Sometimes, when there are much fewer people that have deep knowledge in the area, you see one or two lone posts countering the misinformation and everyone else agreeing with the incorrect post and slapping themselves on the back in support of each other.

But I do think in general, good/accurate posts do rise up in Slashdot’s system.

It depends on what sort of communication you want. If your content consists entirely of one person asking a question and a bunch of people answering it, then it makes sense to have the “best” answer (assuming you can tell which one that is, but we’ll leave that issue aside for the moment) at the top, with all the others below it and possibly even hidden. For something like that, Google’s algorithm, or Firefox’s, works pretty well. On the other hand, if you want to have some sort of conversation between the different responders, like we have here, then you have to leave the posts in their original order, and not hide any but the absolute worst, lest you disrupt the flow of the conversation.

Weather Underground has an interesting compromise for this. Users can upvote/downvote if they choose to.
You have the option of hiding all posts that are below a certain threshold.
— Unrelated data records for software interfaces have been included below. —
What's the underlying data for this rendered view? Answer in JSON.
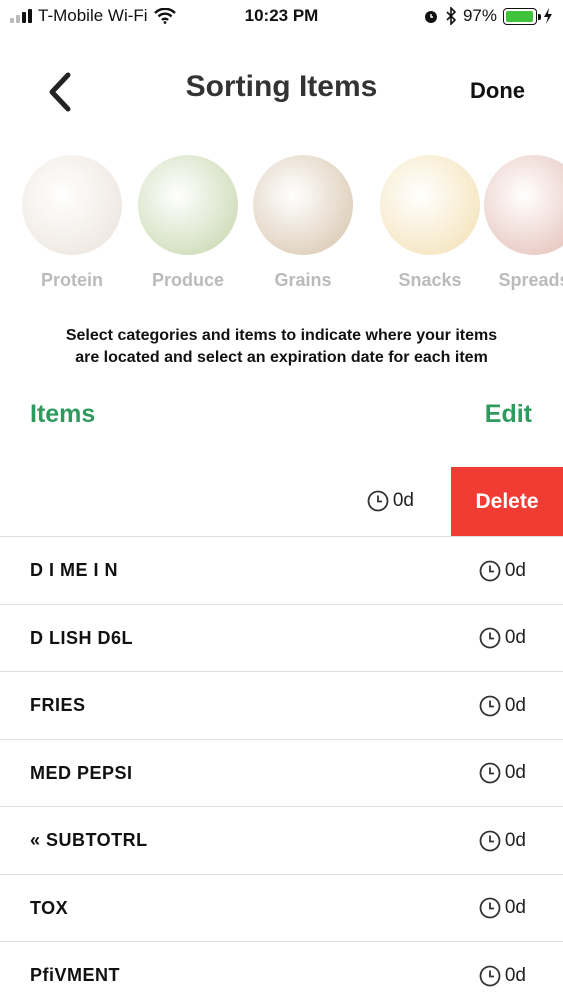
{
  "status_bar": {
    "carrier": "T-Mobile Wi-Fi",
    "time": "10:23 PM",
    "battery": "97%",
    "battery_level": 0.97
  },
  "nav": {
    "title": "Sorting Items",
    "done_label": "Done"
  },
  "categories": [
    {
      "label": "Protein",
      "color": "#d9c8b8"
    },
    {
      "label": "Produce",
      "color": "#8fae5c"
    },
    {
      "label": "Grains",
      "color": "#b08a5a"
    },
    {
      "label": "Snacks",
      "color": "#e9c46a"
    },
    {
      "label": "Spreads",
      "color": "#c97b6a"
    }
  ],
  "instructions": "Select categories and items to indicate where your items are located and select an expiration date for each item",
  "section": {
    "title": "Items",
    "edit_label": "Edit"
  },
  "swiped_row": {
    "expiration": "0d",
    "delete_label": "Delete"
  },
  "items": [
    {
      "name": "D I ME I N",
      "expiration": "0d"
    },
    {
      "name": "D LISH D6L",
      "expiration": "0d"
    },
    {
      "name": "FRIES",
      "expiration": "0d"
    },
    {
      "name": "MED PEPSI",
      "expiration": "0d"
    },
    {
      "name": "« SUBTOTRL",
      "expiration": "0d"
    },
    {
      "name": "TOX",
      "expiration": "0d"
    },
    {
      "name": "PfiVMENT",
      "expiration": "0d"
    }
  ],
  "colors": {
    "accent": "#2f9a5e",
    "delete": "#f03c32"
  }
}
I don’t think there is any technical impact from a post being upvoted, other than keeping it above these thresholds.

The posts there stay in order.

The Dope’s format precludes truly multi-threaded discussions in one thread (which is why we have the concept of hijacking here), but I don’t think that’s an unsolvable problem.
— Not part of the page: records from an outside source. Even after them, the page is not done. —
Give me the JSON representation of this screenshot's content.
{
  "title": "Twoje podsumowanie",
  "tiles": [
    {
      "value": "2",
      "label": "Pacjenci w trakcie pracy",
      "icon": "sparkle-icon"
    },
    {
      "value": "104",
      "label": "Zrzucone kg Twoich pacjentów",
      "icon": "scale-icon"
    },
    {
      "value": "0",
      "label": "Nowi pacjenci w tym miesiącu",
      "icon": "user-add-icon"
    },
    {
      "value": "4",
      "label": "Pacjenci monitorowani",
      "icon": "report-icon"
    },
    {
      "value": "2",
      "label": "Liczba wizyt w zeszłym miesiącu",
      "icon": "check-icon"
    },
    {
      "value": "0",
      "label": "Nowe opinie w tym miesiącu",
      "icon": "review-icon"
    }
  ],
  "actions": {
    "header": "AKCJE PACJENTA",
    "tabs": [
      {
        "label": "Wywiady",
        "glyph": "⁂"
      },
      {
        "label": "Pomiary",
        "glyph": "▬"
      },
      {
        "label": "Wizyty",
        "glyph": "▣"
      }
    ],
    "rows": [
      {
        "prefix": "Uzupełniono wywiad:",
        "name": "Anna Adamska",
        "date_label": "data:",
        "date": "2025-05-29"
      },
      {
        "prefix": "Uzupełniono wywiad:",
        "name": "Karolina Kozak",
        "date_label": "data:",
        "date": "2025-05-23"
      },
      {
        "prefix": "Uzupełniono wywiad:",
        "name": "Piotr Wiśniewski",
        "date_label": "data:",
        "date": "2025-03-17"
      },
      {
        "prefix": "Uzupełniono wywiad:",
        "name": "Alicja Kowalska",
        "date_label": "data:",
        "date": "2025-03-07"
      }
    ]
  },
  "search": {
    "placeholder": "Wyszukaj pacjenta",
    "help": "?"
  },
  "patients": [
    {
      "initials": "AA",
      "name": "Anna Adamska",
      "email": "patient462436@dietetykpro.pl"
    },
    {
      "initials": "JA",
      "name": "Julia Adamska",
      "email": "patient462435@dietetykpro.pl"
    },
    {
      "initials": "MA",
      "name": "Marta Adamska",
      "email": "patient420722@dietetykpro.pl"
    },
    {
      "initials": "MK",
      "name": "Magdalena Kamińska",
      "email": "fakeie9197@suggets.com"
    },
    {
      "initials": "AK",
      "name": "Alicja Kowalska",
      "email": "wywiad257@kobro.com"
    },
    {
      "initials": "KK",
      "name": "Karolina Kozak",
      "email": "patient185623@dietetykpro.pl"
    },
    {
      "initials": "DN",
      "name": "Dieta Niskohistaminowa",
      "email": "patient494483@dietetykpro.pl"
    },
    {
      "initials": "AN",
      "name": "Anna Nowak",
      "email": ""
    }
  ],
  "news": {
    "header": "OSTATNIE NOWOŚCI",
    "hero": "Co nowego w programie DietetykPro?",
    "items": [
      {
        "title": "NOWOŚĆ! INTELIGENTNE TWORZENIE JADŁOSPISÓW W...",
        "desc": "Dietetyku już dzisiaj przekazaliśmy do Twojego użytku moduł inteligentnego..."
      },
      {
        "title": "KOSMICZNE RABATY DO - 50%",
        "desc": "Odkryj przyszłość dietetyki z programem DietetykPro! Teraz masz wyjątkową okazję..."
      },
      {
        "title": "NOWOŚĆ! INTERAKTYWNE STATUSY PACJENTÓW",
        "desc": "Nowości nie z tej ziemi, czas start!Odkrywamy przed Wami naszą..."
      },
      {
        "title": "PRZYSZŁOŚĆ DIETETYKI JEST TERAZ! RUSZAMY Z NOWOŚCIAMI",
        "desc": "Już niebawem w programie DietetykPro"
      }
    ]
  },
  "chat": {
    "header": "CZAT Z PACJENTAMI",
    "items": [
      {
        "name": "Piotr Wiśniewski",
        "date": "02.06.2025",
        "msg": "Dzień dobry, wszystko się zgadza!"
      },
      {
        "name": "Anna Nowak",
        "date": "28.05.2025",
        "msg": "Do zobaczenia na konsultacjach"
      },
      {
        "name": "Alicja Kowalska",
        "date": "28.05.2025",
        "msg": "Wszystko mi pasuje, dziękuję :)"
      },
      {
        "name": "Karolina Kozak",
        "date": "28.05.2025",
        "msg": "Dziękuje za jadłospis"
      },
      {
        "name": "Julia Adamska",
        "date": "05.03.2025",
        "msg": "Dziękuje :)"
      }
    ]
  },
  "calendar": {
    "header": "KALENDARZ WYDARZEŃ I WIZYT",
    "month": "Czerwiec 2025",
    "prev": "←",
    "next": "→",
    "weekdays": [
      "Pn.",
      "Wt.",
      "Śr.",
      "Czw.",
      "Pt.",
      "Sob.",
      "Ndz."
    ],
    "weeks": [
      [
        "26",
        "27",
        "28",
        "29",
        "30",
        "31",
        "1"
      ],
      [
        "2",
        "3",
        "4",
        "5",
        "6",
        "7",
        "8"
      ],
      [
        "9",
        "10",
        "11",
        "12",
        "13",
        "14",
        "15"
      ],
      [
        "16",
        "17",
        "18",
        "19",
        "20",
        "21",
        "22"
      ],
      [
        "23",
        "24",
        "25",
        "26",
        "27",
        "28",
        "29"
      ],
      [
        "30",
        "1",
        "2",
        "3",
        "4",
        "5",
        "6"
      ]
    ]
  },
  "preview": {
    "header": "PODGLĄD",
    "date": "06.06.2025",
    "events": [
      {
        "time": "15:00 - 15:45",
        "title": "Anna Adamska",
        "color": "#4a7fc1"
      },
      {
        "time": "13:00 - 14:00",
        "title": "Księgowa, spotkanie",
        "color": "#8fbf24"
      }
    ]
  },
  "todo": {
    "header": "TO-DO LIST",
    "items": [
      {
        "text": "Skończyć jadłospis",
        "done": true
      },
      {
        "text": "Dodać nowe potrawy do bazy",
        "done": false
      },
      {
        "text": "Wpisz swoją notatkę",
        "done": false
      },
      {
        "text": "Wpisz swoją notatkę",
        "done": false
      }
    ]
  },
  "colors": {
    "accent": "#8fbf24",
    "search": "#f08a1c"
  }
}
Other sites experiment with systems nonetheless – for example, showing the first ancestor of a highly voted comment, or maybe just its immediate parent, but hiding all the siblings and children. Slashdot “reparents” certain comments proximal to highly-rated ones to retain the context, for example, whereas Reddit (with an addon that many users use) will allow easy expansion of collapsed threads surrounding highly-rated comments.

That’s really neat! What a fascinating field to be in. Thank you.
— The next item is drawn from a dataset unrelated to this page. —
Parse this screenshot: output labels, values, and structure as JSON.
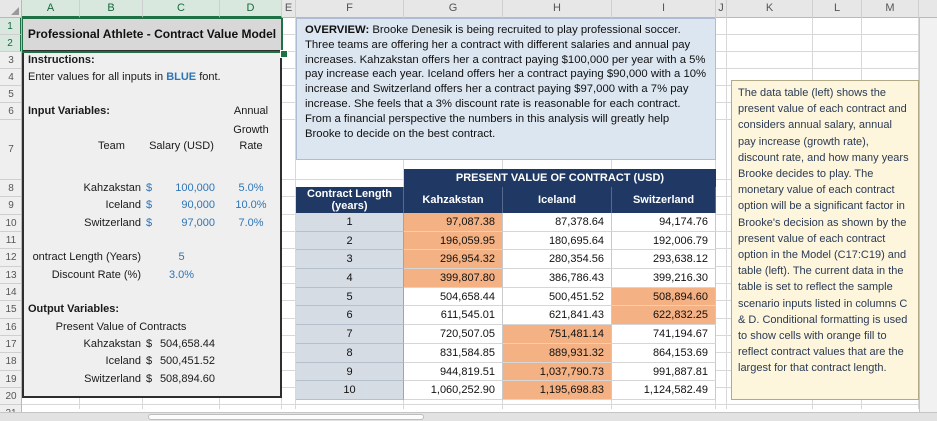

Of course, that’s assuming that all posts have a clear parentage. But a post can also be “All this talk of X reminds me of Y”, deriving vaguely from any or all of the other posts in the thread, or it can be “I take a middle view between A and B”, where A and B could both legitimately be argued to be parents, and so on. Or a post could have a number of subsections each of which has a single clear parentage, but a different one for each subsection. And even if a post does have a clear logical parent, the software won’t necessarily know that, unless the poster indicates it in some way.

Most modern forums, and even Facebook, let you reply to specific comments. And most people actually use that functionality (unless they’re trying to jump the hierarchy for a recentness bonus), and so tracking lineage isn’t that hard for the software.

I guess what I’m saying is that yeah, lineage is an issue, but I don’t think it’s one of the harder ones. Reddit, Slashdot, the discourse forum that was unsuccessfully pitched here a while back, etc. all deal with this to some level of success. It’s necessary when 300+ responses are the norm, not the exception as it is here.

IOW, the structure of a discussion and the structure of a forum are connected by a two-way street, and I’m sure each shapes the other.

Edit: And I do find the SDMB’s “flat” format easier to read, but it is unusable for discussions more than 3-4 pages long.

The SDMB has an option for threaded mode displays, but because the default view is linear, the vast majority of people don’t post in a way that would make threading work.